Freddie Fletcher lay naked, the black swirls of his hair covering most of the body, a tattoo revealed on his shoulder: Royal Artillery. He’d died
, as they’d known he would, shortly after they’d left the hospital. Shaw recalled he’d talked proudly of his father’s military record. He thought it was probably one of the many tragedies of Fletcher’s life that he hadn’t been able to fight for what he believed in – however misplaced that belief had been.
‘Gentlemen?’ asked Kazimierz. The assistant set the Stryker saw whirring and handed it to her. Valentine concentrated on the moving hands of the clock on the wall, trying to imagine the mechanism within, the cog wheels interlacing, the steel parts clean, oiled and precise.
Shaw watched the saw slicing through the bloodless flesh, the breast bone severed, the ribs cut, the chest plate lifted clear to allow access to the principal organs. His own work in forensic art had entailed many hours alone in the morgue at Quantico – the FBI’s training centre in Virginia. He’d very quickly learned to see a corpse as simply the body in death – the once-living chamber of the soul. He didn’t believe in God, but he’d always believed in souls; a contradiction he’d be happy to die with.
Fifteen minutes later the pathologist stood back, picked the bloodstained gloves from her hands and poured a dark black coffee from a Thermos into a small glass.

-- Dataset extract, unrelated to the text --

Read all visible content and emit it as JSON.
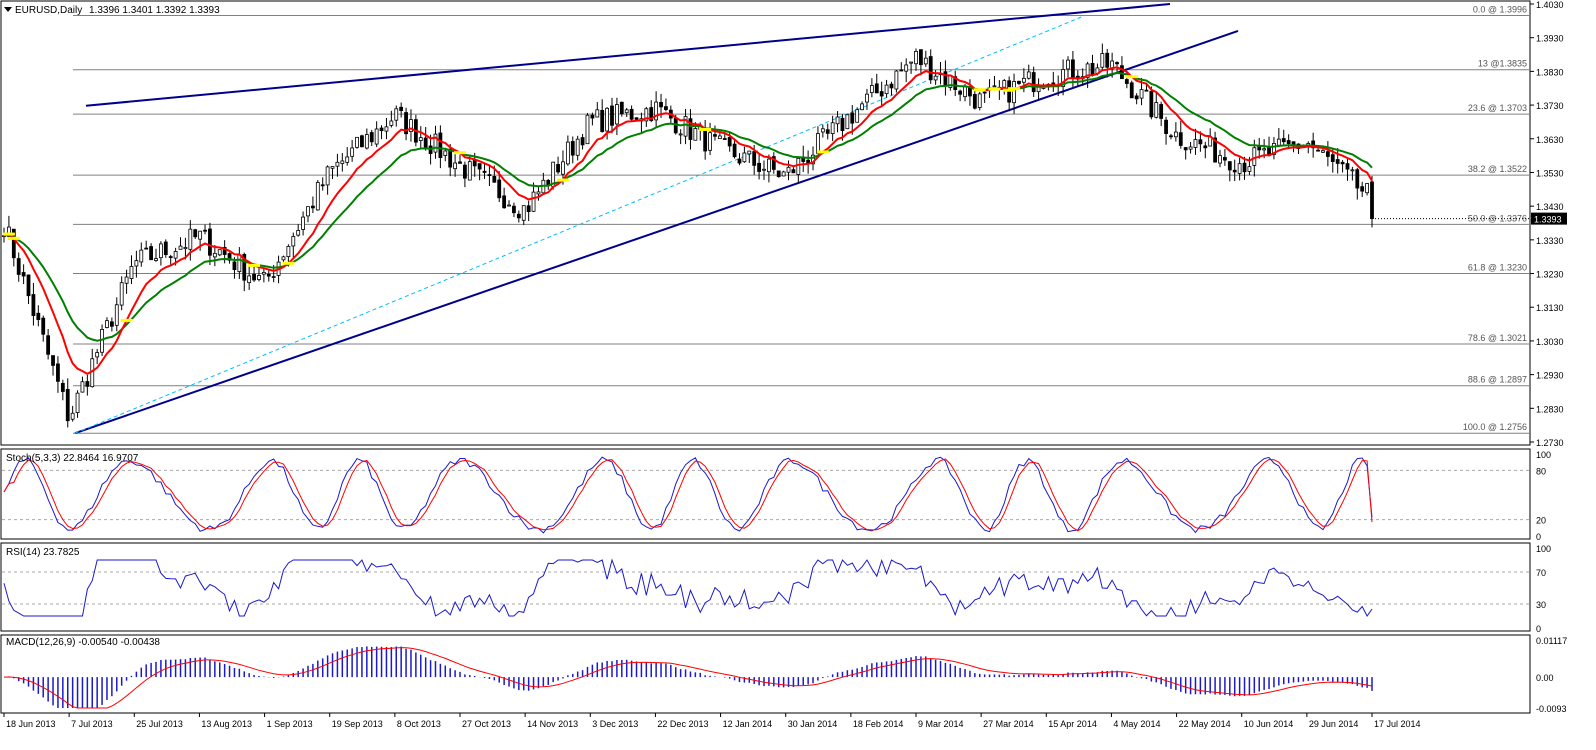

‘This man was a dying man,’ she said. ‘There’s evidence of the initial stages of lung cancer – the left lung. The heart is diseased. The brain shows signs of a recent stroke, but it isn’t the first he’d suffered. But none of that killed him. Whatever killed him, however, did so very quickly. According to the witness report …’ She snapped a single sheet of A4 upright in her hand. ‘The sequence of events was thus: nausea, vomiting, stomach pain, internal bleeding, shock, then a period of nearly twenty-four hours in which his body tried to fight back. His lungs filled with fluid, then death. Even after death the toxin has continued to attack the kidneys – they would have failed if he’d lived long enough.’